De novo development of small cyclic peptides that are orally bioavailable

• Published in: Nature chemical biology Vol. 20; no. 5; pp. 624 - 633
• Main Authors: Merz, Manuel L., Habeshian, Sevan, Li, Bo, David, Jean-Alexandre G. L., Nielsen, Alexander L., Ji, Xinjian, Il Khwildy, Khaled, Duany Benitez, Maury M., Phothirath, Phoukham, Heinis, Christian
• Format: Journal Article
• Language: English
• Published: New York Nature Publishing Group US 01.05.2024; Nature Publishing Group
• Subjects: 631/92/152; 631/92/605; 639/638/309/2132/605; 639/638/92/507; 639/638/92/611; Acylation; Administration, Oral; Affinity; Animals; Bioavailability; Biochemical Engineering; Biochemistry; Biological Availability; Bioorganic Chemistry; Cell Biology; Chemistry; Chemistry and Materials Science; Chemistry/Food Science; Combinatorial analysis; Combinatorial Chemistry Techniques; Cyclization; Drug development; Gastrointestinal system; Gastrointestinal tract; Humans; Interrogation; Libraries; Male; Oral administration; Peptide Library; Peptides; Peptides, Cyclic - administration & dosage; Peptides, Cyclic - chemistry; Peptides, Cyclic - pharmacokinetics; Peptides, Cyclic - pharmacology; Permeability; Rats; Synthesis; Thrombin; Thrombin - chemistry; Thrombin - metabolism; Workflow
• ISSN: 1552-4450; 1552-4469
• DOI: 10.1038/s41589-023-01496-y

Cyclic peptides can bind challenging disease targets with high affinity and specificity, offering enormous opportunities for addressing unmet medical needs. However, as with biological drugs, most cyclic peptides cannot be applied orally because they are rapidly digested and/or display low absorption in the gastrointestinal tract, hampering their development as therapeutics. In this study, we developed a combinatorial synthesis and screening approach based on sequential cyclization and one-pot peptide acylation and screening, with the possibility of simultaneously interrogating activity and permeability.
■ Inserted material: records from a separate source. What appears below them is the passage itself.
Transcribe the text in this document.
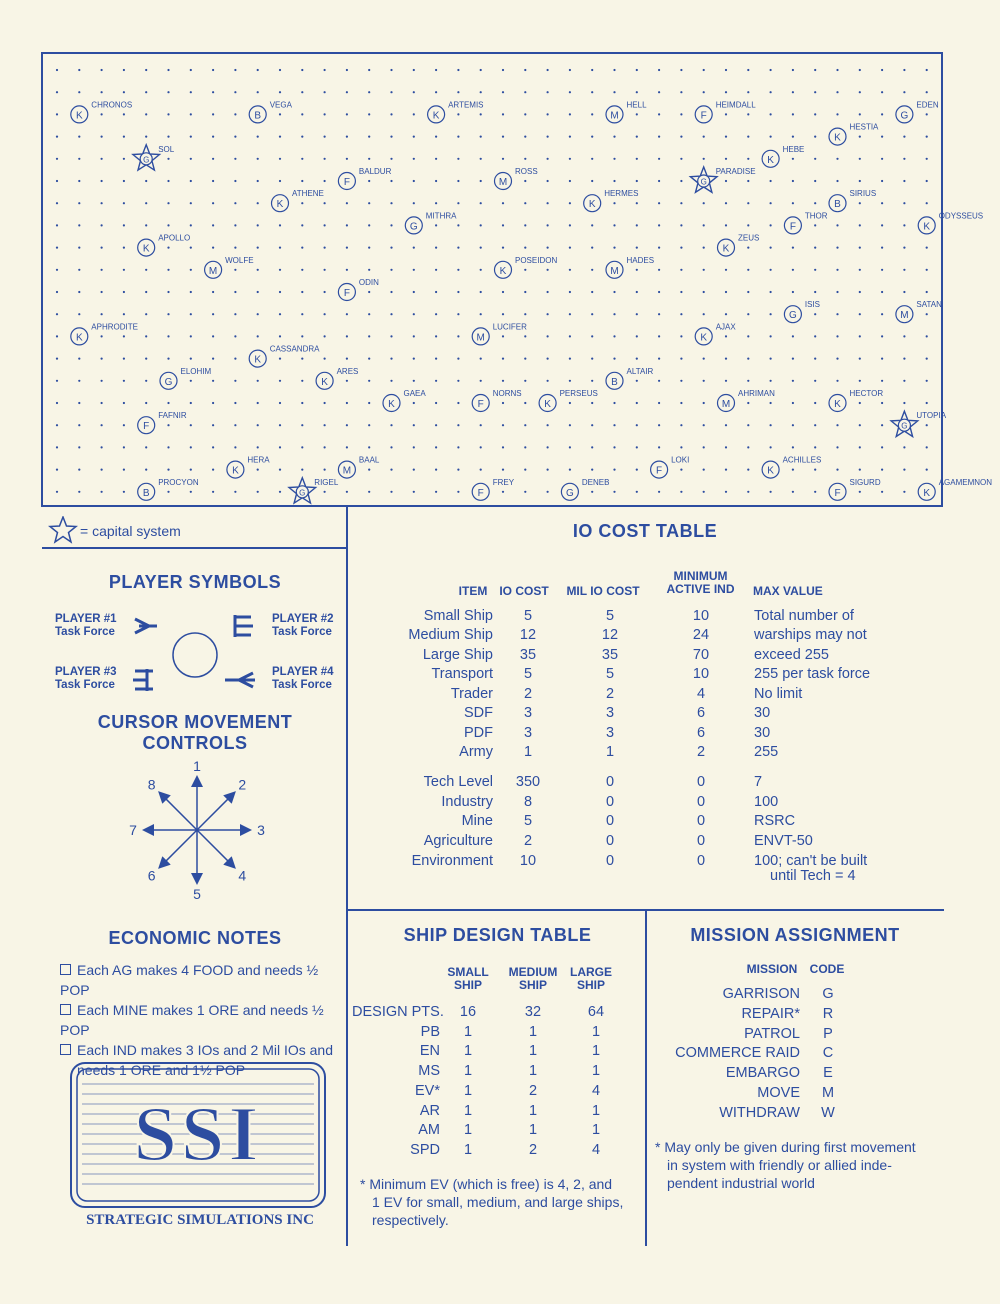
K
CHRONOS
B
VEGA
K
ARTEMIS
M
HELL
F
HEIMDALL
G
EDEN
K
HESTIA
K
HEBE
G
SOL
F
BALDUR
M
ROSS
G
PARADISE
K
ATHENE
K
HERMES
B
SIRIUS
G
MITHRA
K
ODYSSEUS
F
THOR
K
APOLLO
K
ZEUS
M
WOLFE
K
POSEIDON
M
HADES
F
ODIN
G
ISIS
M
SATAN
K
APHRODITE
M
LUCIFER
K
AJAX
K
CASSANDRA
G
ELOHIM
K
ARES
B
ALTAIR
K
GAEA
F
NORNS
K
PERSEUS
M
AHRIMAN
K
HECTOR
F
FAFNIR
G
UTOPIA
K
HERA
M
BAAL
F
LOKI
K
ACHILLES
B
PROCYON
G
RIGEL
F
FREY
G
DENEB
F
SIGURD
K
AGAMEMNON
= capital system
PLAYER SYMBOLS
PLAYER #1
Task Force
PLAYER #2
Task Force
PLAYER #3
Task Force
PLAYER #4
Task Force
CURSOR MOVEMENT
CONTROLS
1
2
3
4
5
6
7
8
ECONOMIC NOTES
Each AG makes 4 FOOD and needs ½ POP
Each MINE makes 1 ORE and needs ½ POP
Each IND makes 3 IOs and 2 Mil IOs and
needs 1 ORE and 1½ POP
SSI
STRATEGIC SIMULATIONS INC
IO COST TABLE
ITEM	IO COST	MIL IO COST
MINIMUM
ACTIVE IND	MAX VALUE
Small Ship	5	5	10	Total number of
Medium Ship	12	12	24	warships may not
Large Ship	35	35	70	exceed 255
Transport	5	5	10	255 per task force
Trader	2	2	4	No limit
SDF	3	3	6	30
PDF	3	3	6	30
Army	1	1	2	255
Tech Level	350	0	0	7
Industry	8	0	0	100
Mine	5	0	0	RSRC
Agriculture	2	0	0	ENVT-50
Environment	10	0	0	100; can't be built
until Tech = 4
SHIP DESIGN TABLE
SMALL
SHIP
MEDIUM
SHIP
LARGE
SHIP
DESIGN PTS.	16	32	64
PB	1	1	1
EN	1	1	1
MS	1	1	1
EV*	1	2	4
AR	1	1	1
AM	1	1	1
SPD	1	2	4
* Minimum EV (which is free) is 4, 2, and
1 EV for small, medium, and large ships,
respectively.
MISSION ASSIGNMENT
MISSION	CODE
GARRISON	G
REPAIR*	R
PATROL	P
COMMERCE RAID	C
EMBARGO	E
MOVE	M
WITHDRAW W
* May only be given during first movement
in system with friendly or allied inde-
pendent industrial world
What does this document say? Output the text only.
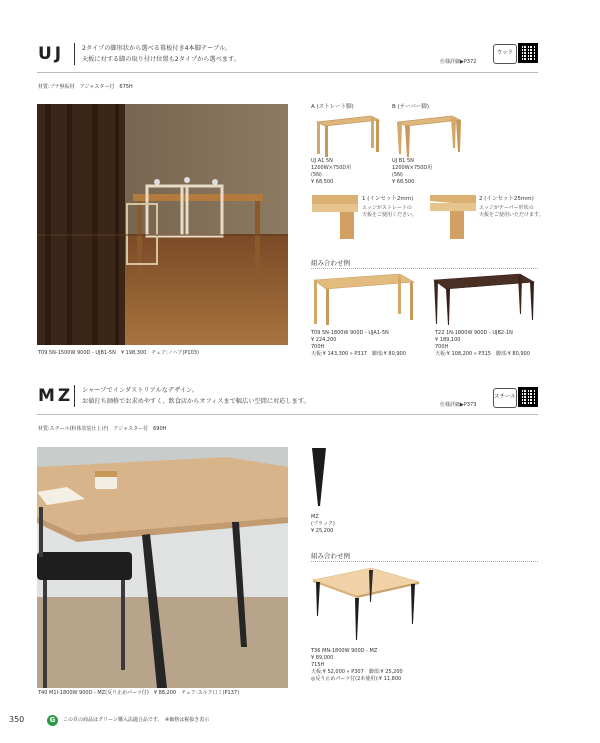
UJ	2タイプの脚形状から選べる幕板付き4本脚テーブル。
天板に対する脚の取り付け位置も2タイプから選べます。
ウッド
仕様詳細▶P372
材質:ブナ無垢材　アジャスター付　675H
T09 5N-1500W 900D - UJB1-5N　¥ 198,300　チェア:ノヘア(P103)
A (ストレート脚)
UJ A1 5N
1200W×750D用
(5N)
¥ 68,500
B (テーパー脚)
UJ B1 5N
1200W×750D用
(5N)
¥ 68,500
1 (インセット2mm)
エッジがストレートの
天板をご使用ください。
2 (インセット25mm)
エッジがテーパー形状の
天板をご使用いただけます。
組み合わせ例
T09 5N-1800W 900D - UJA1-5N
¥ 224,200
700H
天板:¥ 143,300 » P317　脚部:¥ 80,900
T22 1N-1800W 900D - UJB2-1N
¥ 189,100
700H
天板:¥ 108,200 » P315　脚部:¥ 80,900
MZ シャープでインダストリアルなデザイン。
お値打ち価格でお求めやすく、飲食店からオフィスまで幅広い空間に対応します。
スチール
仕様詳細▶P373
材質:スチール(粉体塗装仕上げ)　アジャスター付　690H
T40 M1I-1800W 900D - MZ(反り止めパーツ付)　¥ 88,200　チェア:スルク口ミ(P137)
MZ
(ブラック)
¥ 25,200
組み合わせ例
T36 MN-1800W 900D - MZ
¥ 89,000
715H
天板:¥ 52,000 » P307　脚部:¥ 25,200
◎反り止めパーツ付(2本使用):¥ 11,800
350	G	この頁の商品はグリーン購入法適合品です。　※価格は税抜き表示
In a proof of concept, we synthesized a library of 8,448 cyclic peptides and screened them against the disease target thrombin. Our workflow allowed multiple iterative cycles of library synthesis and yielded cyclic peptides with nanomolar affinities, high stabilities and an oral bioavailability (%F) as high as 18% in rats. This method for generating orally available peptides is general and provides a promising push toward unlocking the full potential of peptides as therapeutics. Cyclic peptides show promise for modulating difficult disease targets; however, they often cannot be administered orally. The authors developed a method to synthesize and screen large libraries of small cyclic peptides while enabling the simultaneous interrogation of activity and permeability. This approach was applied to the disease target thrombin to discover peptides with high affinity, stability and oral bioavailability of up to 18% in rats.